La pazzia da Buon Samaritano

Pazzie da Buon Samaritano!
Cose che capitano a casa di Fiordicactus, in una tranquilla mattina d’estate.

Le ferie appena appena cominciate, tutti in pieno relax . . . Fiordicactus si dedica (con calma) a qualche incombenza “straordinaria”. All’aperto, sulla ghiaia del cortile, è impegnata nella pedicure del NonnoPapà. Il pranzo, la casa, il resto delle faccende possono aspettare, c’è tempo!
All’improvviso, i cani che abbaiano da un po’ e un rumore di auto col motore al minimo di sottofondo le fanno chiedere alla FigliaGrande (che sta beatamente tenendo d’occhio il PiccoloLord sull’altalena) di andare a vedere cosa sta succedendo sulla strada.
Arriva la notizia che due auto, piene zeppe di roba e di bambini, sono ferme sotto il sole e gli adulti sono in cerca di una casa per le vacanze, un appartamento per 10 persone per il quale hanno mandato già tutti i soldi (e che dovrebbe trovarsi nella nostra zona) . . . Truffati e a 600 e rotti kilometri da casa.
Arrivano direttamente dal Nord, dopo un viaggio lungo e faticoso. Adulti, ragazzi e bambini . . . Dico alla FigliaGrande che li inviti a entrare, se hanno bisogno di rinfrescarsi, di qualcosa di fresco da bere, di uno spazio dove i bambini possano sgranchirsi le gambe mentre gli adulti cercano di risolvere la situazione . . .
Quando ci raccontano il loro viaggio, lungo e faticoso, di notte, con una giornata di lavoro sulle spalle. Quando ci raccontano del loro sogno di una vacanza dopo anni di estati in città, con i sacrifici per raccogliere i soldi risparmiati per un’anno. Quando ci parlano di come è andata la faccenda della truffa . . . mi piange il cuore e mi sento di aiutarli.
Oltre ad aver messo sul tavolo bevande e bicchieri (non vogliono molto di più, giusto qualche fetta di pane ai più piccoli), prendo a telefonare a tutti quelli che mi immagino possano aiutarmi, ma è difficile, in pieno agosto, trovare posto a un gruppo così numeroso e quando si trova qualcosa è troppo caro per il loro gruzzolo. Bisogna ricordare che hanno perso sia l’appartamento (inesistente) che i soldi per l’affitto (inviati con bonifico in largo anticipo rispetto alla partenza “Sa, signora, ho altre persone che sono interessate, se mi manda tutto, ferma la casa ed è pià sicura!” così era stato detto, lo sapremo dopo dalla signora stessa).
Da un paio di “esperti” del settore turismo scopro che questo tipo di truffa, nella zona, va avanti da un paio d’anni, miete vittime di tutta Italia. Loro scoprono, tramite Internet, che lo stesso nome e gli stessi dati bancari compaiono su un articolo di giornale che parla di una truffa simile, in quel di Jesi . . . e uno di quei casi in cui non vale il detto: “Mal comune, mezzo gaudio”
Alla fine, malgrado li avessimo invitati a dividere con noi un piatto di pastasciutta, se ne vanno per passare del tempo al mare, fare pranzo e, fiduciosi,  provare a telefonare a degli amici loro, che stanno in vacanza tra Marche e Abruzzo, per vedere se riescono a trovare un alloggio. E poi, devono anche  andare dai Carabinieri per la denuncia di rito.
Li salutiamo, convinti di non vederli più, anche noi speranzosi che possano trovare casa e proseguire la loro meritata vacanza.

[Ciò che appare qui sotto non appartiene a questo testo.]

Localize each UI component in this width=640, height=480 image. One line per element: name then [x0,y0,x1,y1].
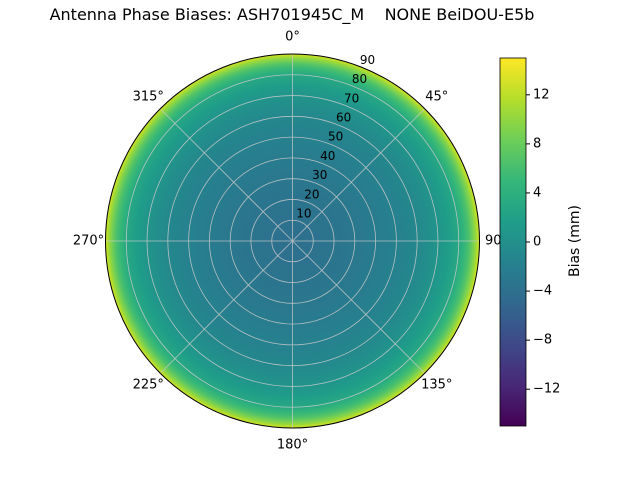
radial-tick-label: 70 [344,91,359,105]
polar-spine [105,53,480,429]
colorbar-tick-label: 8 [533,136,541,151]
theta-tick-label: 180° [277,438,308,453]
theta-tick-label: 225° [133,378,164,393]
radial-tick-labels: 10 20 30 40 50 60 70 80 90 [296,53,375,221]
radial-tick-label: 60 [336,111,351,125]
theta-tick-label: 0° [285,30,300,45]
theta-tick-label: 135° [421,378,452,393]
colorbar: 12 8 4 0 −4 −8 −12 Bias (mm) [499,57,583,427]
colorbar-tick-label: 4 [533,185,541,200]
colorbar-tick-label: −8 [533,333,552,348]
colorbar-tick-label: −4 [533,284,552,299]
radial-tick-label: 50 [328,130,343,144]
radial-tick-label: 90 [360,53,375,67]
colorbar-tick-label: −12 [533,382,560,397]
colorbar-gradient [499,57,527,427]
radial-tick-label: 20 [304,187,319,201]
colorbar-tick-label: 12 [533,87,550,102]
chart-title: Antenna Phase Biases: ASH701945C_M NONE … [49,5,535,24]
theta-tick-label: 45° [425,89,448,104]
colorbar-axis-label: Bias (mm) [567,205,583,277]
radial-tick-label: 80 [352,72,367,86]
radial-tick-label: 30 [312,168,327,182]
theta-tick-label: 270° [73,234,104,249]
polar-grid [105,53,480,429]
colorbar-tick-label: 0 [533,235,541,250]
radial-tick-label: 10 [296,206,311,220]
radial-tick-label: 40 [320,149,335,163]
theta-tick-label: 315° [133,89,164,104]
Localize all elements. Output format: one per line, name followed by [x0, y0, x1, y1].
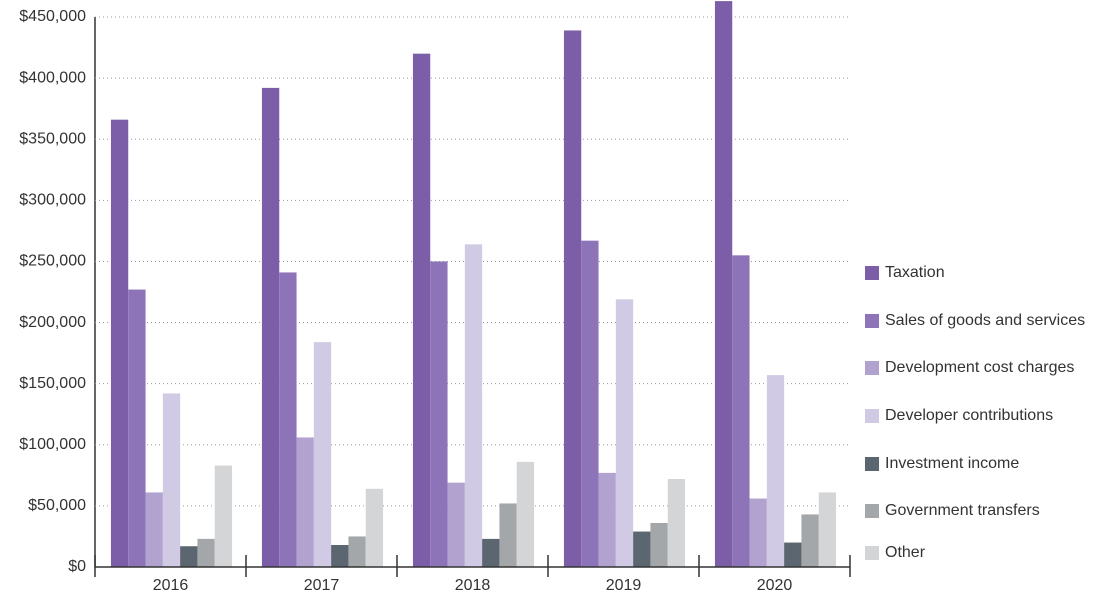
y-tick-label: $300,000: [19, 192, 86, 209]
legend-label: Taxation: [885, 264, 945, 281]
x-tick-label: 2016: [153, 577, 189, 594]
bar: [447, 482, 465, 567]
bar: [348, 536, 366, 567]
legend-label: Sales of goods and services: [885, 312, 1085, 329]
bar: [818, 492, 837, 567]
legend-label: Government transfers: [885, 502, 1040, 519]
bar: [430, 261, 448, 567]
y-tick-label: $250,000: [19, 253, 86, 270]
bar: [412, 53, 431, 567]
bar: [482, 538, 500, 567]
bar: [784, 542, 802, 567]
y-tick-label: $50,000: [28, 497, 86, 514]
legend-swatch: [865, 546, 879, 560]
bar: [650, 523, 668, 567]
y-tick-label: $200,000: [19, 314, 86, 331]
bar: [313, 342, 332, 567]
bar: [365, 488, 384, 567]
bar: [331, 545, 349, 567]
legend-swatch: [865, 409, 879, 423]
bar: [598, 472, 616, 567]
bar: [615, 299, 634, 567]
bar: [261, 87, 280, 567]
bar: [145, 492, 163, 567]
x-tick-label: 2017: [304, 577, 340, 594]
bar: [162, 393, 181, 567]
bar: [749, 498, 767, 567]
legend-label: Investment income: [885, 455, 1019, 472]
legend-label: Developer contributions: [885, 407, 1053, 424]
bar: [464, 244, 483, 568]
bar: [563, 30, 582, 567]
bar: [499, 503, 517, 567]
x-tick-label: 2018: [455, 577, 491, 594]
legend-swatch: [865, 266, 879, 280]
bar: [516, 461, 535, 567]
legend-label: Development cost charges: [885, 359, 1074, 376]
bar: [296, 437, 314, 567]
bar: [714, 1, 733, 568]
y-tick-label: $150,000: [19, 375, 86, 392]
legend-swatch: [865, 361, 879, 375]
legend-swatch: [865, 457, 879, 471]
bar: [667, 479, 686, 567]
bar: [732, 255, 750, 568]
bar: [214, 465, 233, 567]
bar: [197, 538, 215, 567]
bar: [581, 240, 599, 567]
x-tick-label: 2020: [757, 577, 793, 594]
bar: [110, 119, 129, 568]
bar: [801, 514, 819, 567]
y-tick-label: $400,000: [19, 69, 86, 86]
x-tick-label: 2019: [606, 577, 642, 594]
y-tick-label: $350,000: [19, 130, 86, 147]
bar: [180, 546, 198, 567]
y-tick-label: $100,000: [19, 436, 86, 453]
y-tick-label: $0: [68, 558, 86, 575]
bar: [766, 375, 785, 567]
legend-swatch: [865, 504, 879, 518]
legend-swatch: [865, 314, 879, 328]
bar: [128, 289, 146, 567]
bar: [279, 272, 297, 567]
y-tick-label: $450,000: [19, 8, 86, 25]
bar: [633, 531, 651, 567]
legend-label: Other: [885, 544, 926, 561]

Ritornano nel primo pomeriggio, 3 adulti, una delle signore è rimasta al mare con i bambini. Sconfortati e sfiduciati.
Dai Carabinieri, niente di fatto, tornare domattina . . . le telefonate fatte da loro hanno sortito lo stesso risultato delle mie: niente da fare, i posti non si trovano, se c’è qualcosa è fuori dal loro budget.
Il pomeriggio scorre e lo sconforto cresce . . . anche volendo ritornare a casa, una notte di sonno ci vuole! Almeno i bambini possono riposare in auto, ma i grandi??? Si prospetta l’idea di sedersi su un marciapiede per vegliare le auto, parcheggiate, con i figli dentro.

Voi che avreste fatto???

Io ho messo a disposizione un mezzo appartamento (grezzo e con finestre di fortuna), un bagno ai minimi termini, una doccia improvvisata all’aperto (ma con acqua calda e fredda) e tutti i letti che sono riuscita a recuperare, più due brandine da campeggio, il frigor che sta in garage, fornello da campeggio e tutto il nostro affetto. Mi sono sentita di aiutarli, perché non volevo che perdessero la fiducia nella gente.

Anche se era una sistemazione mooolto provvisoria, giusto in attesa di vedere come andava a finire e lo sapevamo sia noi che loro.

Il giorno dopo, denuncia ai Carabinieri. Ragazzi e adulti in spiaggia. Adulti alla ricerca di relax e della casa che quelli dell’Associazione Turismo hanno cercato di trovare in tutto il giorno, senza risultati soddisfacenti per i nostri ospiti. Sono riusciti persino a concedersi una serata in centro, al porto e all’Ufficio del Turismo.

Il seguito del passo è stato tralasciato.